インセンティブにおける問題

 こちらこちらインセンティブについて書かれています。私もそれらにインスピレーションを受けまして、一言、二言。

【評価が難しい問題】
 会社の利益が増加しました。何が良かったのか?
 経営者か、従業員の努力か、景気か。
 会社の利益が減少しました。何が悪かったのか?
 経営者か、従業員の努力か、景気か。
 本当に何が良かったかの判断は非常に難しいです。
 また、短期的には良いことでも、長期的には悪いことがあります。そして、その逆もあります。
 ソニーの出井氏は、就任当初、プレイステーションが絶好調だったため、名経営者と言われていましたが、晩年はソニー凋落の原因を作ったと言われています。

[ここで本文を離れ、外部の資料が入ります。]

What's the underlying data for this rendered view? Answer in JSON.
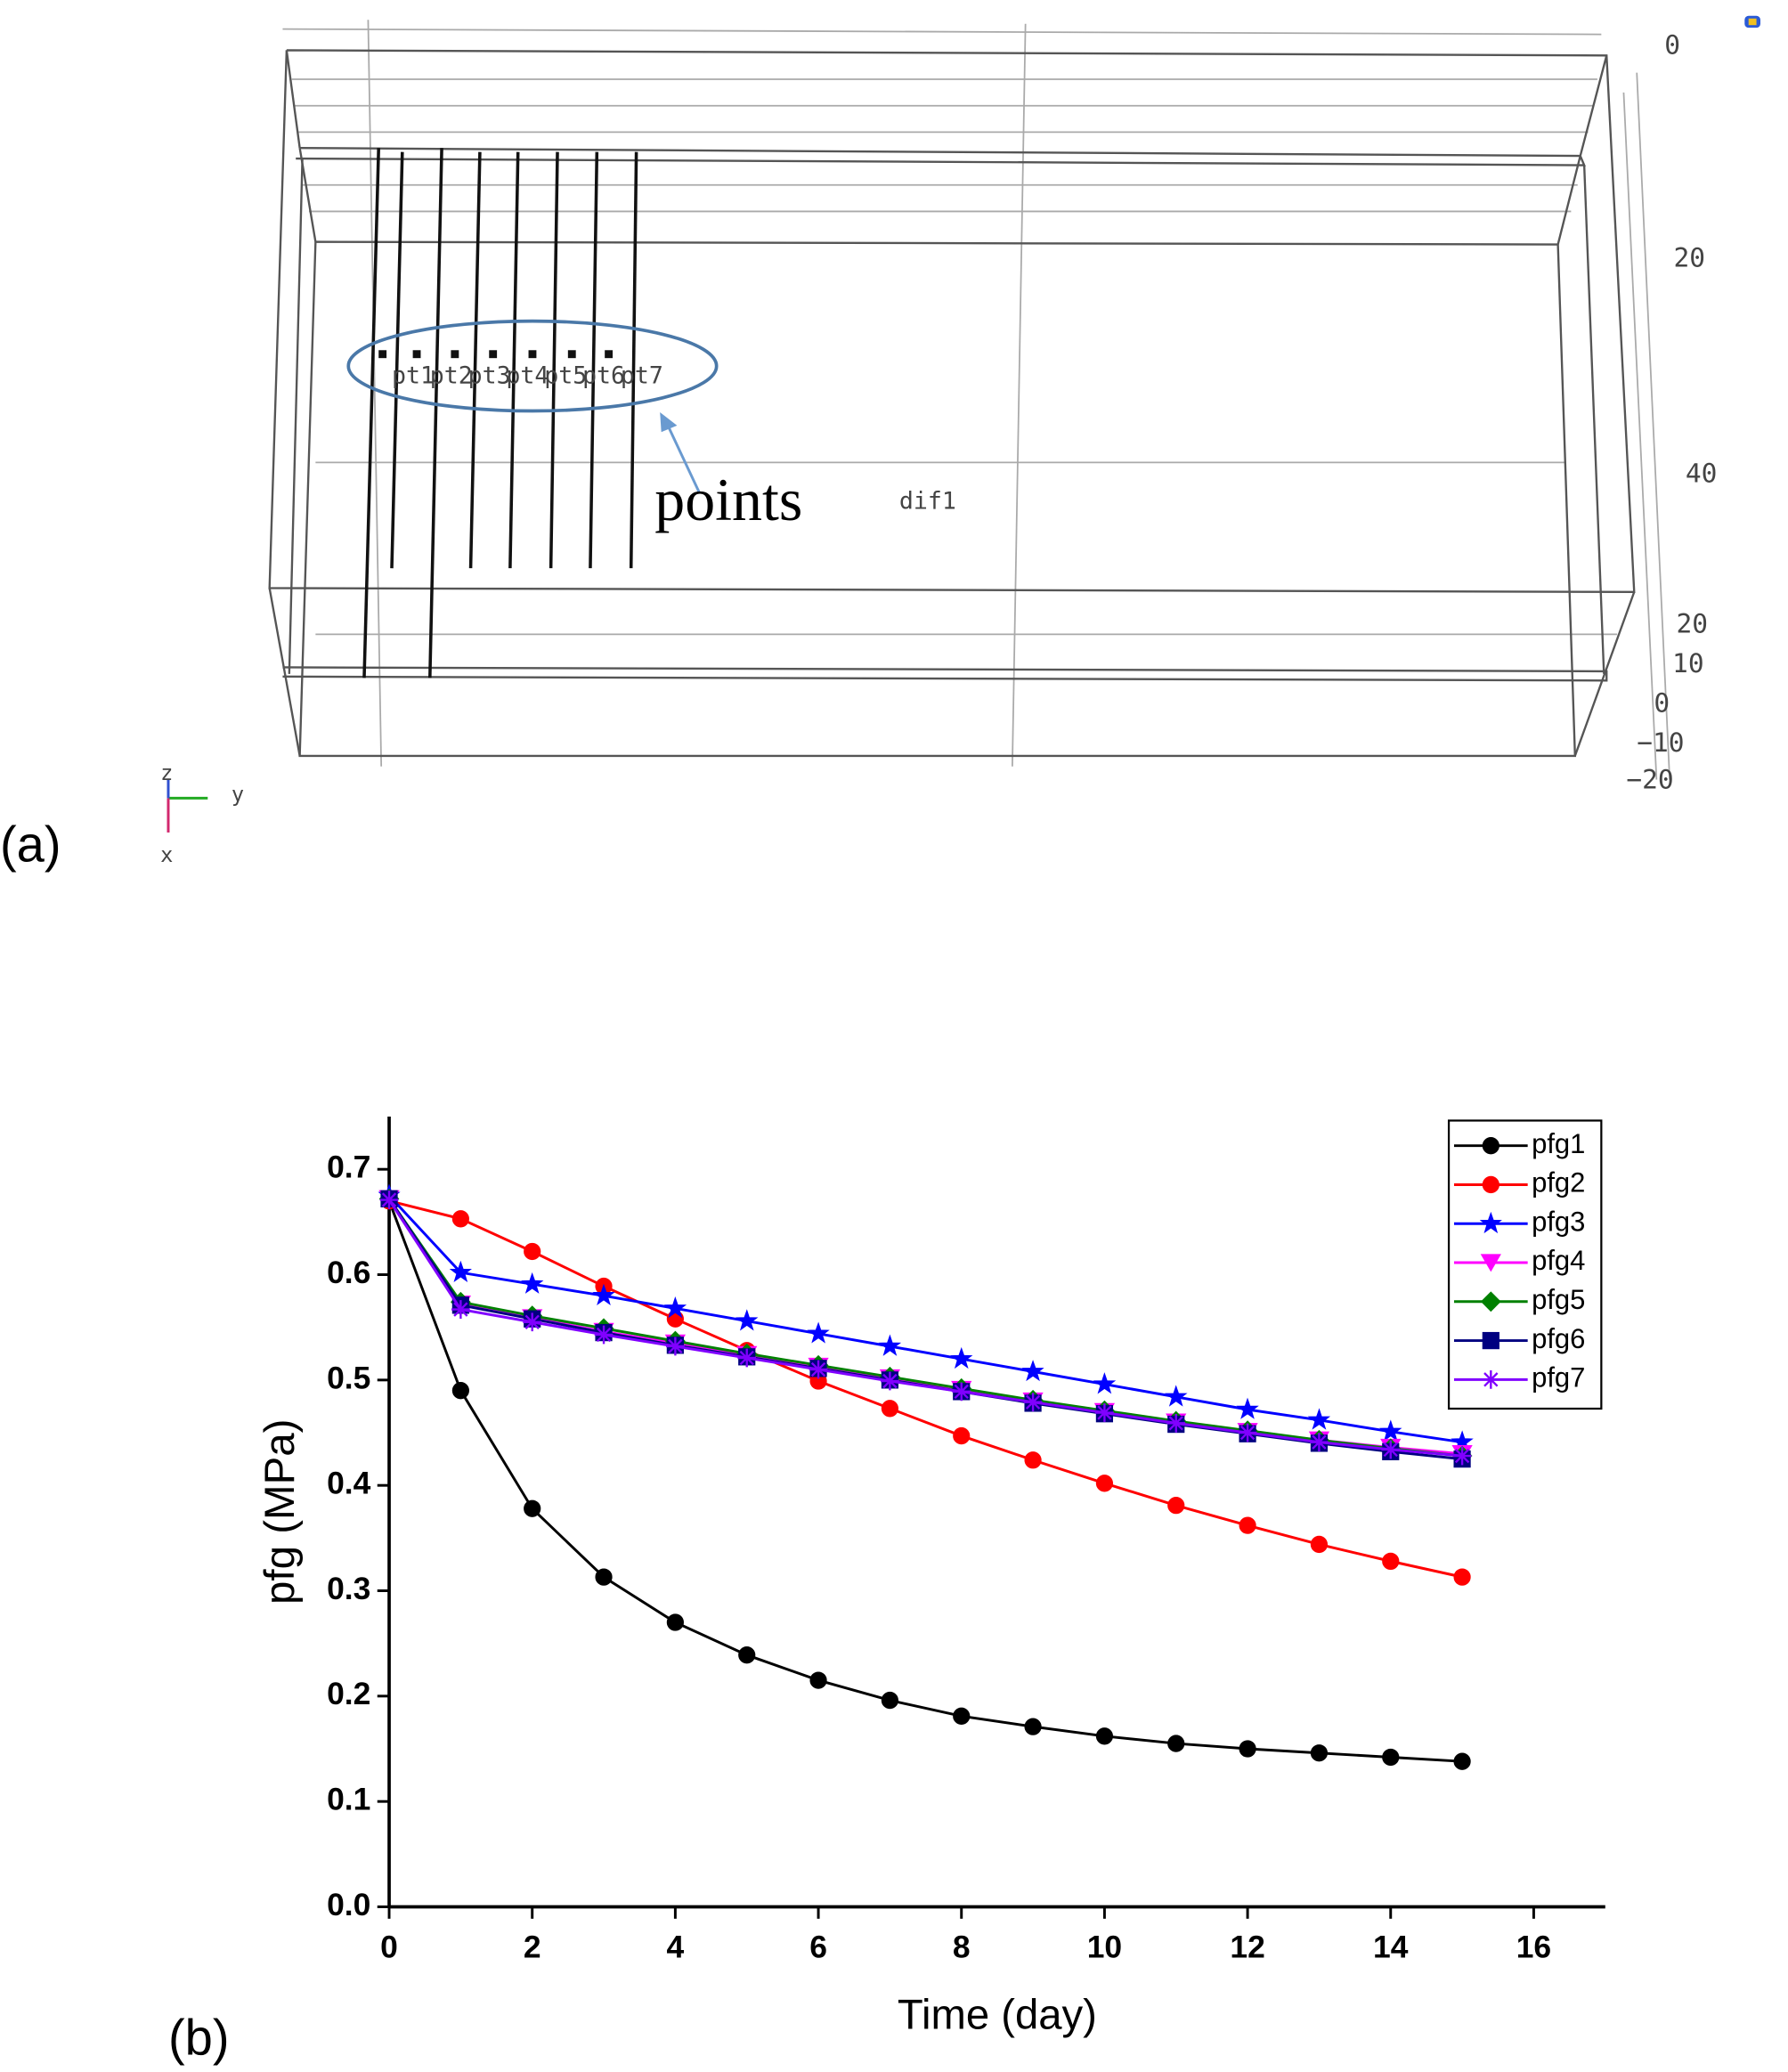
{
  "panel_a": {
    "label": "(a)",
    "annotation": "points",
    "domain_label": "dif1",
    "point_labels": [
      "pt1",
      "pt2",
      "pt3",
      "pt4",
      "pt5",
      "pt6",
      "pt7"
    ],
    "axis_labels": [
      "0",
      "20",
      "40",
      "20",
      "10",
      "0",
      "−10",
      "−20"
    ],
    "triad": [
      "z",
      "y",
      "x"
    ]
  },
  "chart_data": {
    "type": "line",
    "panel_label": "(b)",
    "x_label": "Time (day)",
    "y_label": "pfg (MPa)",
    "x": [
      0,
      1,
      2,
      3,
      4,
      5,
      6,
      7,
      8,
      9,
      10,
      11,
      12,
      13,
      14,
      15
    ],
    "xlim": [
      0,
      17
    ],
    "xticks": [
      0,
      2,
      4,
      6,
      8,
      10,
      12,
      14,
      16
    ],
    "ylim": [
      0,
      0.75
    ],
    "yticks": [
      {
        "value": 0,
        "label": "0.0"
      },
      0.1,
      0.2,
      0.3,
      0.4,
      0.5,
      0.6,
      0.7
    ],
    "legend": "upper right",
    "series": [
      {
        "name": "pfg1",
        "color": "#000000",
        "marker": "circle",
        "values": [
          0.67,
          0.49,
          0.378,
          0.313,
          0.27,
          0.239,
          0.215,
          0.196,
          0.181,
          0.171,
          0.162,
          0.155,
          0.15,
          0.146,
          0.142,
          0.138
        ]
      },
      {
        "name": "pfg2",
        "color": "#ff0000",
        "marker": "circle",
        "values": [
          0.67,
          0.653,
          0.622,
          0.589,
          0.558,
          0.528,
          0.499,
          0.473,
          0.447,
          0.424,
          0.402,
          0.381,
          0.362,
          0.344,
          0.328,
          0.313
        ]
      },
      {
        "name": "pfg3",
        "color": "#0000ff",
        "marker": "star",
        "values": [
          0.675,
          0.602,
          0.591,
          0.58,
          0.568,
          0.556,
          0.544,
          0.532,
          0.52,
          0.508,
          0.496,
          0.484,
          0.472,
          0.462,
          0.451,
          0.441
        ]
      },
      {
        "name": "pfg4",
        "color": "#ff00ff",
        "marker": "triangle-down",
        "values": [
          0.672,
          0.572,
          0.559,
          0.546,
          0.535,
          0.524,
          0.513,
          0.502,
          0.491,
          0.48,
          0.47,
          0.46,
          0.451,
          0.443,
          0.436,
          0.43
        ]
      },
      {
        "name": "pfg5",
        "color": "#008000",
        "marker": "diamond",
        "values": [
          0.672,
          0.574,
          0.561,
          0.549,
          0.537,
          0.525,
          0.514,
          0.503,
          0.492,
          0.481,
          0.471,
          0.461,
          0.452,
          0.443,
          0.435,
          0.428
        ]
      },
      {
        "name": "pfg6",
        "color": "#000080",
        "marker": "square",
        "values": [
          0.672,
          0.571,
          0.558,
          0.545,
          0.533,
          0.522,
          0.511,
          0.5,
          0.489,
          0.478,
          0.468,
          0.458,
          0.449,
          0.44,
          0.432,
          0.425
        ]
      },
      {
        "name": "pfg7",
        "color": "#8000ff",
        "marker": "asterisk",
        "values": [
          0.671,
          0.567,
          0.555,
          0.543,
          0.532,
          0.521,
          0.51,
          0.499,
          0.489,
          0.479,
          0.469,
          0.459,
          0.45,
          0.441,
          0.434,
          0.428
        ]
      }
    ]
  }
}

 美味しい実を得た場合、本当の功労者は、木を植えて木に栄養を与えた前任者でしょうか、木から実を取った人の功績でしょうか?
 前任者でしょう。
 ちょっと考えれば判るのですが、就任当初、収益が良い場合、前任者の功績です。しかし、多くの人はそうは考えません。木から実を取った人の功績とします。
 多くの人は、中長期的に良いことを望むのですが、中長期的に良いことの評価のためには、中長期的な時間が必要になります。

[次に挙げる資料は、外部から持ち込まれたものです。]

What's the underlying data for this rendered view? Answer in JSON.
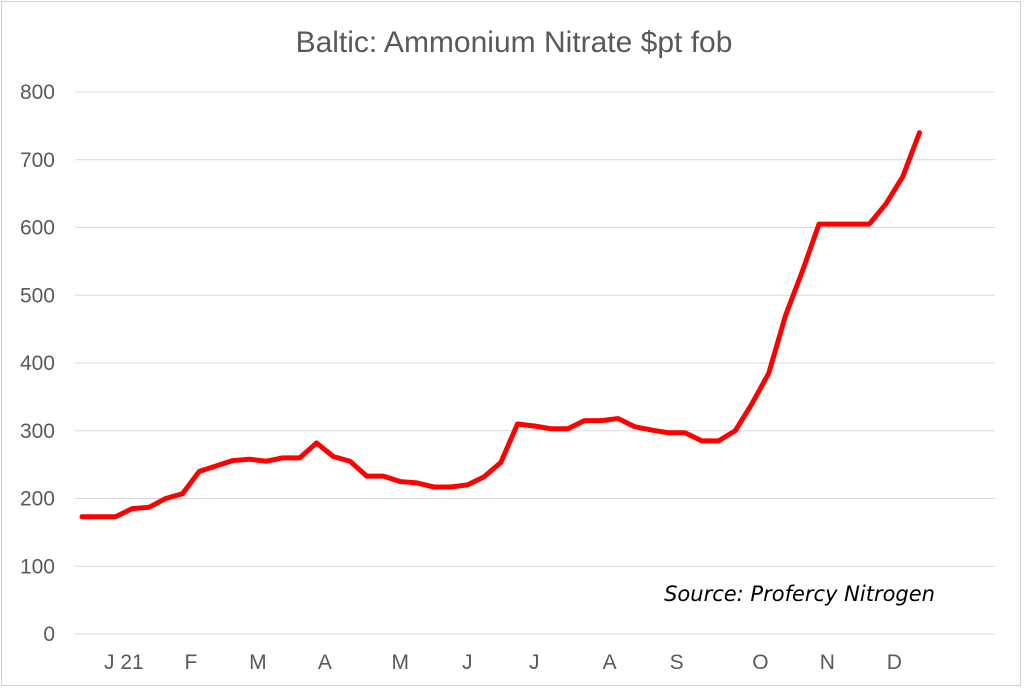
{
  "chart_data": {
    "type": "line",
    "title": "Baltic: Ammonium Nitrate $pt fob",
    "xlabel": "",
    "ylabel": "",
    "ylim": [
      0,
      800
    ],
    "yticks": [
      0,
      100,
      200,
      300,
      400,
      500,
      600,
      700,
      800
    ],
    "grid": true,
    "legend": "none",
    "annotation": "Source: Profercy Nitrogen",
    "line_color": "#ff0000",
    "x_ticks": [
      {
        "label": "J 21",
        "index": 2.5
      },
      {
        "label": "F",
        "index": 6.5
      },
      {
        "label": "M",
        "index": 10.5
      },
      {
        "label": "A",
        "index": 14.5
      },
      {
        "label": "M",
        "index": 19
      },
      {
        "label": "J",
        "index": 23
      },
      {
        "label": "J",
        "index": 27
      },
      {
        "label": "A",
        "index": 31.5
      },
      {
        "label": "S",
        "index": 35.5
      },
      {
        "label": "O",
        "index": 40.5
      },
      {
        "label": "N",
        "index": 44.5
      },
      {
        "label": "D",
        "index": 48.5
      }
    ],
    "series": [
      {
        "values": [
          173,
          173,
          173,
          185,
          187,
          200,
          207,
          240,
          248,
          256,
          258,
          255,
          260,
          260,
          282,
          262,
          255,
          233,
          233,
          225,
          223,
          217,
          217,
          220,
          232,
          253,
          310,
          307,
          303,
          303,
          315,
          315,
          318,
          306,
          301,
          297,
          297,
          285,
          285,
          300,
          340,
          385,
          470,
          535,
          605,
          605,
          605,
          605,
          635,
          675,
          740
        ]
      }
    ]
  }
}
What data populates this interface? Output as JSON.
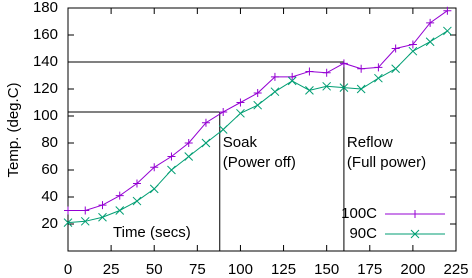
{
  "chart_data": {
    "type": "line",
    "ylabel": "Temp. (deg.C)",
    "xlabel": "Time (secs)",
    "annotations": [
      [
        "Soak",
        "(Power off)"
      ],
      [
        "Reflow",
        "(Full power)"
      ]
    ],
    "reference_points": [
      {
        "x": 88,
        "y": 103
      },
      {
        "x": 160,
        "y": 140
      }
    ],
    "x": [
      0,
      10,
      20,
      30,
      40,
      50,
      60,
      70,
      80,
      90,
      100,
      110,
      120,
      130,
      140,
      150,
      160,
      170,
      180,
      190,
      200,
      210,
      220
    ],
    "series": [
      {
        "name": "100C",
        "color": "#9400d3",
        "marker": "+",
        "values": [
          30,
          30,
          34,
          41,
          50,
          62,
          70,
          80,
          95,
          103,
          110,
          117,
          129,
          129,
          133,
          132,
          139,
          135,
          136,
          150,
          153,
          169,
          178
        ]
      },
      {
        "name": "90C",
        "color": "#009e73",
        "marker": "x",
        "values": [
          21,
          22,
          25,
          30,
          37,
          46,
          60,
          70,
          80,
          90,
          102,
          108,
          118,
          126,
          119,
          122,
          121,
          120,
          128,
          135,
          148,
          155,
          163
        ]
      }
    ],
    "xlim": [
      0,
      225
    ],
    "xticks": [
      0,
      25,
      50,
      75,
      100,
      125,
      150,
      175,
      200,
      225
    ],
    "ylim": [
      0,
      180
    ],
    "yticks": [
      20,
      40,
      60,
      80,
      100,
      120,
      140,
      160,
      180
    ],
    "legend": "bottom-right"
  }
}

 短期間に中長期的な評価を行うのは、非常に困難です。
 しかし、現実の場、特に会社経営のインセンティブは、短期時間での評価です。その結果、どうあがいても、中長期的には悪いことでも、短期的には良いことを良いと判断します。
 それを避けるためには、行動に対する報酬を、行動直後に与えるのではなく、時間的にヅラす必要性があります。ストックオプションであれば、行使できる量と時間を直後ではなく、数年後に分散させます。

【金銭的インセンティブの問題】
 お金のためにやっているという意識は、仕事に対する満足を低下させる危険性がある。
 人間には、認知的不協和(?)というものがあり、自分のやっていることは正しいんだと思いたがり、そして、その理由を求めます。

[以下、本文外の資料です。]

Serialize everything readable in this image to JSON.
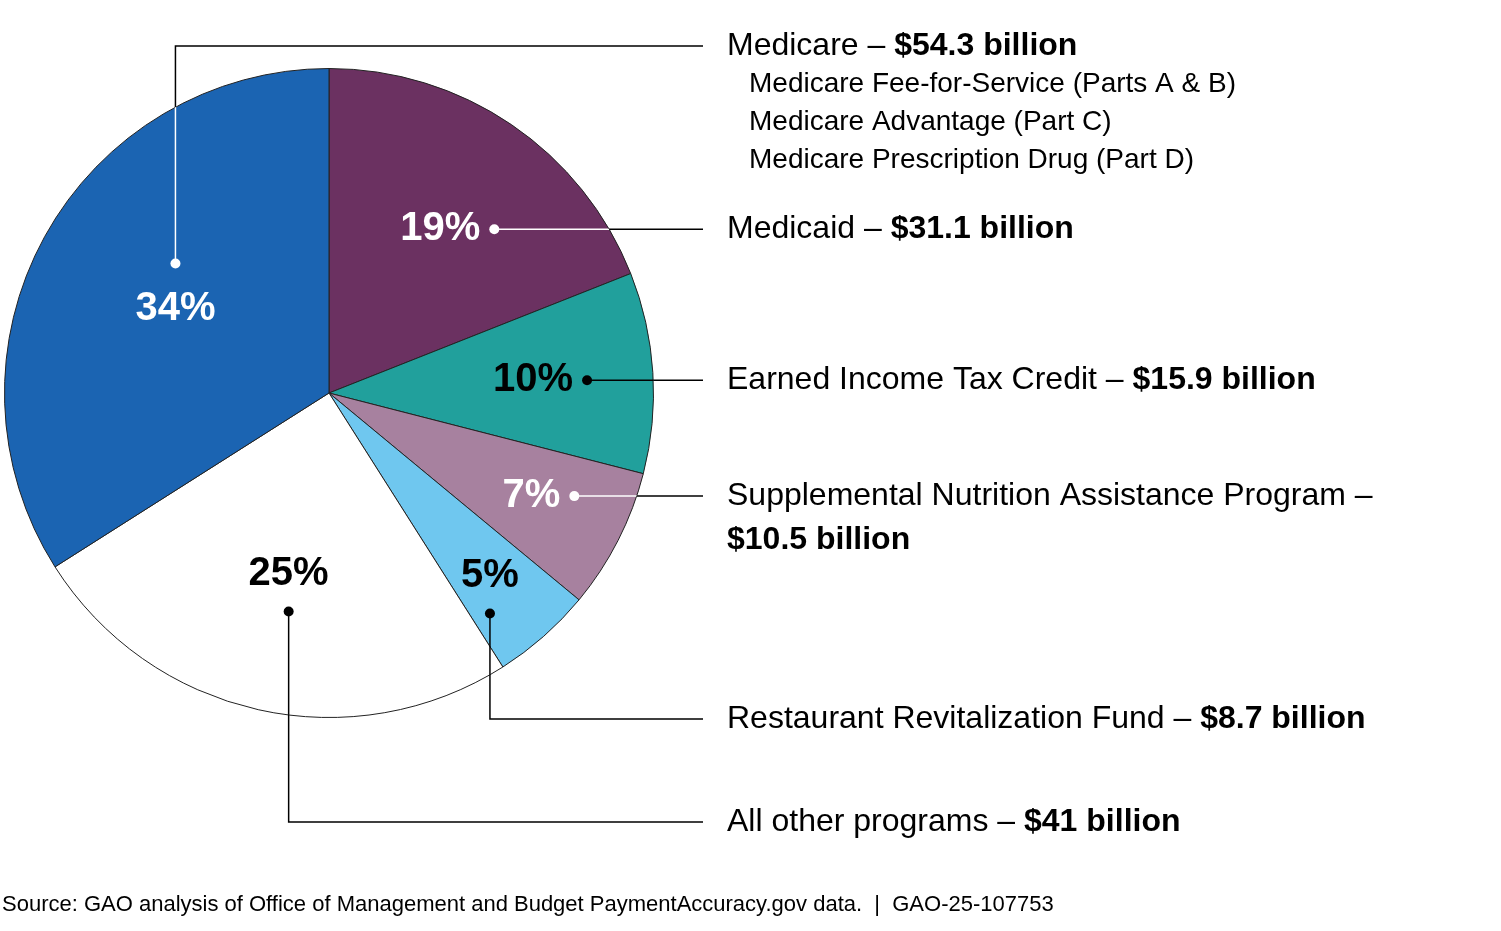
{
  "chart_data": {
    "type": "pie",
    "categories": [
      "Medicaid",
      "Earned Income Tax Credit",
      "Supplemental Nutrition Assistance Program",
      "Restaurant Revitalization Fund",
      "All other programs",
      "Medicare"
    ],
    "values": [
      19,
      10,
      7,
      5,
      25,
      34
    ],
    "value_labels": [
      "19%",
      "10%",
      "7%",
      "5%",
      "25%",
      "34%"
    ],
    "amount_labels": [
      "$31.1 billion",
      "$15.9 billion",
      "$10.5 billion",
      "$8.7 billion",
      "$41 billion",
      "$54.3 billion"
    ],
    "separator": "–",
    "subitems": [
      null,
      null,
      null,
      null,
      null,
      [
        "Medicare Fee-for-Service (Parts A & B)",
        "Medicare Advantage (Part C)",
        "Medicare Prescription Drug (Part D)"
      ]
    ],
    "colors": [
      "#6b3161",
      "#21a09c",
      "#a7819f",
      "#6fc7ef",
      "#ffffff",
      "#1b64b2"
    ],
    "data_labels": true,
    "source": "Source: GAO analysis of Office of Management and Budget PaymentAccuracy.gov data.  |  GAO-25-107753"
  }
}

 極端な話、賃金が安い、かつ、仕事しなければならない場合、使命感や「私はこの仕事が好きなんだ」という理由・動機付けを行います。
 それに対して、賃金が高い、かつ、仕事しなければならない場合、「私はお金のために仕事しているんだ」という理由・動機付けを行います。
 「私はお金のために仕事しているんだ」は、使命感や「私はこの仕事が好きなんだ」という理由・動機付けに比べますと、仕事に対する満足度が低下して、やらされ感が強くなる危険性があります。